The Agen area
Encircled by the Périgord, Quercy, Guyenne, Landes and Gascogne regions, the Agen area, with its sunny climate and fertile soils, offers varied and unspoiled landscapes that evoke Tuscany. There are some 3,500 km of paths for hikers and ramblers and a network of 300 km of navigable waterways, which are among the most picturesque in France.
The area boasts the largest theme park in south-west France, a spa health resort, six golf courses, a tourist train, bathing and fishing lakes, and a tree-top adventure trail. Visitors can also enjoy rock climbing, go-karting, microlight and hot-air balloon flights, as well as a series of festivals throughout the summer… Lot-et-Garonne possesses an exceptional natural and cultural heritage, with no fewer than 150 sites of interest, 42 bastide towns, more than 3,000 dovecotes and a number of magnificent chateaux.
Justifiably described as the “largest orchard in France”, Lot-et-Garonne is a food lover’s paradise and its reputation for excellence is firmly established. In addition to the world-famous Agen prune (‘pruneau d’Agen’), its pre-eminent product, Lot-et-Garonne gastronomy holds further numerous delights.
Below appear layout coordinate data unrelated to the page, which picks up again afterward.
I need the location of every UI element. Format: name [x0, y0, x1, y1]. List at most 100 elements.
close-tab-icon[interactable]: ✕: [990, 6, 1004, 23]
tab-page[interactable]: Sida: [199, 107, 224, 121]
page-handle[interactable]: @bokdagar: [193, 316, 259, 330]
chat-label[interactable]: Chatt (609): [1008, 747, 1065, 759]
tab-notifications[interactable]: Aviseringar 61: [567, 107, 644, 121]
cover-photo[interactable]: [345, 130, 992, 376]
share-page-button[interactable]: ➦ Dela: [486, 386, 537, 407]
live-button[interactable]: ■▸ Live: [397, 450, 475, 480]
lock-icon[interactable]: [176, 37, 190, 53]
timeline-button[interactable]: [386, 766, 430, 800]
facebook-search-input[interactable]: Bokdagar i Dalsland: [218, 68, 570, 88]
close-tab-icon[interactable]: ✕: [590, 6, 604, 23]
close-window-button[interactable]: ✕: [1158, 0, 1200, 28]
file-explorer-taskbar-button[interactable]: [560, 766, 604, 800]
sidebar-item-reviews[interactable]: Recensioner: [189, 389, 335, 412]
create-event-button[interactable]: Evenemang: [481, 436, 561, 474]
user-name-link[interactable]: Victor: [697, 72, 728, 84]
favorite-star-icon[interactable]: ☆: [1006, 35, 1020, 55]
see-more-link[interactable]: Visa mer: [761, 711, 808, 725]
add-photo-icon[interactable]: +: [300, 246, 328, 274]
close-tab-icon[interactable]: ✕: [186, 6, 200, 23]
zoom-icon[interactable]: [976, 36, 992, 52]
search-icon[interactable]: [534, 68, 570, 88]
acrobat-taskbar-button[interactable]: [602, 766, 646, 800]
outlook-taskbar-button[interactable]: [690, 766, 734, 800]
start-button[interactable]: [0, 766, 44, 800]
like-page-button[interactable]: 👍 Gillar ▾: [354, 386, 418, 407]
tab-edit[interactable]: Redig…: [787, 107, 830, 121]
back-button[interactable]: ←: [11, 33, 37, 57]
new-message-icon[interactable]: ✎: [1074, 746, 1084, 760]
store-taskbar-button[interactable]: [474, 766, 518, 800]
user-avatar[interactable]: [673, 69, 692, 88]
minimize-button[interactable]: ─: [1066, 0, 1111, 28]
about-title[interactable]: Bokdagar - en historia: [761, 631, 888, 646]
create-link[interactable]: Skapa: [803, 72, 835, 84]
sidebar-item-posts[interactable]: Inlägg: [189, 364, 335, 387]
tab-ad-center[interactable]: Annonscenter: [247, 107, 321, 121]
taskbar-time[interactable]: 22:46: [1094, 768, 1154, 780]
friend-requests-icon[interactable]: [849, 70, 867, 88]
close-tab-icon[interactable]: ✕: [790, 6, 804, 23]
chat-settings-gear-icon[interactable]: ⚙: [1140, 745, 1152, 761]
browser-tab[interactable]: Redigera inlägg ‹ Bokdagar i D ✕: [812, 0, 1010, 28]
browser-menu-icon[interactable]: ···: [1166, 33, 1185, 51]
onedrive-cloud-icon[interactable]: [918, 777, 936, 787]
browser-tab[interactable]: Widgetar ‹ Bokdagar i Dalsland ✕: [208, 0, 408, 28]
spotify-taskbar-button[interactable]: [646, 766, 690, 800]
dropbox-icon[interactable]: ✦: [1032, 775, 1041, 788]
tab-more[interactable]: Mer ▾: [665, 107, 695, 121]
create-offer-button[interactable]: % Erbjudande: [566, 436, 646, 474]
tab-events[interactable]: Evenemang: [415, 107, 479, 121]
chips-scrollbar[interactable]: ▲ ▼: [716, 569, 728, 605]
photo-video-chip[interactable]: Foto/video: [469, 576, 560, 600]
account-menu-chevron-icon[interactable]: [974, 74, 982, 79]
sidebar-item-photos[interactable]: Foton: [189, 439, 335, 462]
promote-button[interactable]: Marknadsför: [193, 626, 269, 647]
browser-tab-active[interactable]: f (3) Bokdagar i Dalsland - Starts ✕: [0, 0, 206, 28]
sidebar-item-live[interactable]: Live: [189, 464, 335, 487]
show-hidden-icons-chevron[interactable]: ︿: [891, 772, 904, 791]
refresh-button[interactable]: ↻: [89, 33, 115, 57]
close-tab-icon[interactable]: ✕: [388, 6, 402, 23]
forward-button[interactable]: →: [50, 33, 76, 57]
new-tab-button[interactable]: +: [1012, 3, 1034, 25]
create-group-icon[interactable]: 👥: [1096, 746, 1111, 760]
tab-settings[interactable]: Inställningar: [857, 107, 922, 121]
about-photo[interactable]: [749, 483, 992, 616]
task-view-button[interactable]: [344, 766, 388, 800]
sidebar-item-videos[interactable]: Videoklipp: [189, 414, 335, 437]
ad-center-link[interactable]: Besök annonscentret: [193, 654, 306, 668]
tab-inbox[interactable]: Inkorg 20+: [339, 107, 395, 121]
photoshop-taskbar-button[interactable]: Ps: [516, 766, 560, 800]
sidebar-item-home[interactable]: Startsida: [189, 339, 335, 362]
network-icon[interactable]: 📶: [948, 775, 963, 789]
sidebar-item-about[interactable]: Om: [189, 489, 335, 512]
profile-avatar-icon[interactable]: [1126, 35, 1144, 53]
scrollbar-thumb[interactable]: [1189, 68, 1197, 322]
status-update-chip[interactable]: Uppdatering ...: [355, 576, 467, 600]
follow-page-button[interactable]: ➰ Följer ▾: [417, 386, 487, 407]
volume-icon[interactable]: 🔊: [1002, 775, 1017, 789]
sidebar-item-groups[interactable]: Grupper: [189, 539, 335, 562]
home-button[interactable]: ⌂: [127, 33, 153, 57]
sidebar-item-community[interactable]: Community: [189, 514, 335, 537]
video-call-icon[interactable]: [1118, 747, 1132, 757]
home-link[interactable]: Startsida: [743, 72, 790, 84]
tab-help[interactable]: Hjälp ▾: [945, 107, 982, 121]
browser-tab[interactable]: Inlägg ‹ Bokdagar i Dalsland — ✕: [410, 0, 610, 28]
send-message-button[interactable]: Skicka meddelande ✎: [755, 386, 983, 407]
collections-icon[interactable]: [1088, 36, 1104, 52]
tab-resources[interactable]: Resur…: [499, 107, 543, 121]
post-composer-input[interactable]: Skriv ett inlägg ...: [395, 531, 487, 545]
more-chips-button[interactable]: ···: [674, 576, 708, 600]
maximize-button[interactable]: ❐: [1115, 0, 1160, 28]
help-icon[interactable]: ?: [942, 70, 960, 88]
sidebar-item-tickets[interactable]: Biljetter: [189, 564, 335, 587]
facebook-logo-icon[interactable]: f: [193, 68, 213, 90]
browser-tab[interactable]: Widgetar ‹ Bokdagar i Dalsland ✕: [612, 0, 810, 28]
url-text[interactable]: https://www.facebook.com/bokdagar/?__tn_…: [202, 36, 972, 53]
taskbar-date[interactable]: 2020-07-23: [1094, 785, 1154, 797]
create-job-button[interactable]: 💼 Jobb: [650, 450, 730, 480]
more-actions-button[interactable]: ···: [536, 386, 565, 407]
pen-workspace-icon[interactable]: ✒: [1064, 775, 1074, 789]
Founded in the Gallo-Roman era, the city of Agen is more than two thousand years old. It has had a turbulent history, marked by the Wars of Religion, outbreaks of plague and famine… The development of trade in the nineteenth century allowed the city to expand, an expansion that continues to the present day.
Nowadays Agen owes its fame to rugby, with its oval ball, and to an oval fruit, the prune. Of its past, the city retains mediaeval quarters, such as the area around the rue des Cornières, in which some residences date from the fourteenth century. Rue Beauville, with its half-timbered houses, is a fine example of fifteenth century Agen. A few paces away, the Jacobin church, formerly the chapel of the Dominican monastery, built during the twelfth century on the highest point of the city, is a rare intact example of Dominican architecture in France.
The cathedral of Saint-Caprais, which dates from the eleventh century, presents a mixture of styles, testimony to several phases of reconstruction over the centuries. It retains a remarkable Romanesque chevet.
The Musée des Beaux Arts (Museum of Fine Arts) is a must for art lovers. Housed in four large Renaissance town houses, the museum is home to a rich collection of paintings from a number of different schools, as well as decorative art works, notably ceramics by Bernard Palissy, a native of the region.
Finally, no visit to Agen would be complete without a stroll in the Jardins du Gravier, where a delightful walk along the Garonne and a wonderful view of the nineteenth century stone canal bridge await you.
Located on the banks of the Garonne, in the administrative region of Aquitaine,
midway between Bordeaux and Toulouse, Agen is a city with a rich history resulting from a past of more than a thousand years.